To explain his belief that this is not the case, Maimonides devoted more than 20 chapters in the beginning (and middle) of the first part to analyzing Hebrew terms. Each chapter was about a term used to refer to God (such as “mighty”) and, in each case, Maimonides presented a case that the word is a homonym, whereby its usage when referring to a physical entity is completely different from when referring to God. This was done by close textual analysis of the word in the Tanakh in order to present what Maimonides saw as the proof that according to the Tanakh, God is completely incorporeal:
[The Rambam] set up the incorporeality of God as a dogma, and placed any person who denied this doctrine upon a level with an idolater; he devoted much of the first part of the Moreh Nevukhim to the interpretation of the Biblical anthropomorphisms, endeavoring to define the meaning of each and to identify it with some transcendental metaphysical expression. Some of them are explained by him as perfect homonyms, denoting two or more absolutely distinct things; others, as imperfect homonyms, employed in some instances figuratively and in others homonymously.”[6]
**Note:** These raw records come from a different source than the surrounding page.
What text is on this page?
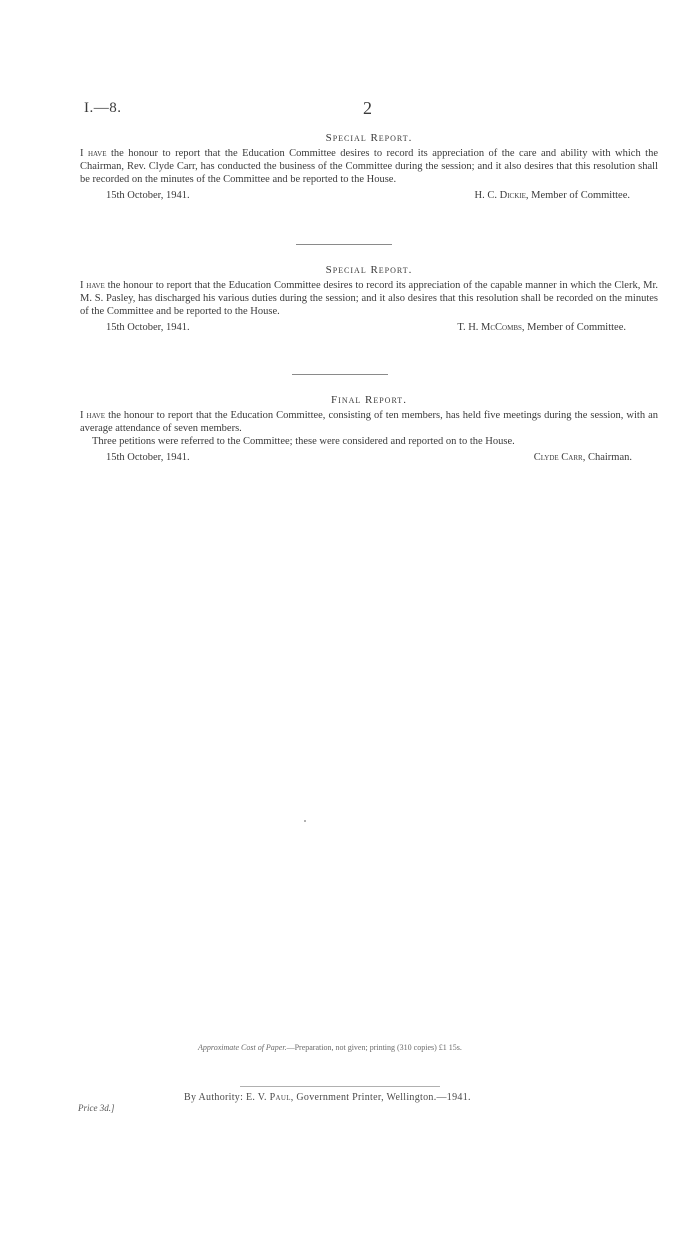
I.—8.	2
Special Report.

I have the honour to report that the Education Committee desires to record its appreciation of the care and ability with which the Chairman, Rev. Clyde Carr, has conducted the business of the Committee during the session; and it also desires that this resolution shall be recorded on the minutes of the Committee and be reported to the House.

15th October, 1941.	H. C. Dickie, Member of Committee.
Special Report.

I have the honour to report that the Education Committee desires to record its appreciation of the capable manner in which the Clerk, Mr. M. S. Pasley, has discharged his various duties during the session; and it also desires that this resolution shall be recorded on the minutes of the Committee and be reported to the House.

15th October, 1941.	T. H. McCombs, Member of Committee.
Final Report.

I have the honour to report that the Education Committee, consisting of ten members, has held five meetings during the session, with an average attendance of seven members.

Three petitions were referred to the Committee; these were considered and reported on to the House.

15th October, 1941.	Clyde Carr, Chairman.
Approximate Cost of Paper.—Preparation, not given; printing (310 copies) £1 15s.
By Authority: E. V. Paul, Government Printer, Wellington.—1941.
Price 3d.]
This leads to Maimonides’ notion that God cannot be described in any positive terms, but rather only in negative conceptions. The Jewish Encyclopedia notes his view that “As to His essence, the only way to describe it is negatively. For instance, He is not physical, nor bound by time, nor subject to change, etc. These assertions do not involve any incorrect notions or assume any deficiency, while if positive essential attributes are admitted it may be assumed that other things coexisted with Him from eternity.”[6]
Unrestrained anthropomorphism and perception of positive attributes is seen as a transgression as serious as idolatry, because both are fundamental errors in the metaphysics of God's role in the universe, and that is the most important aspect of the world.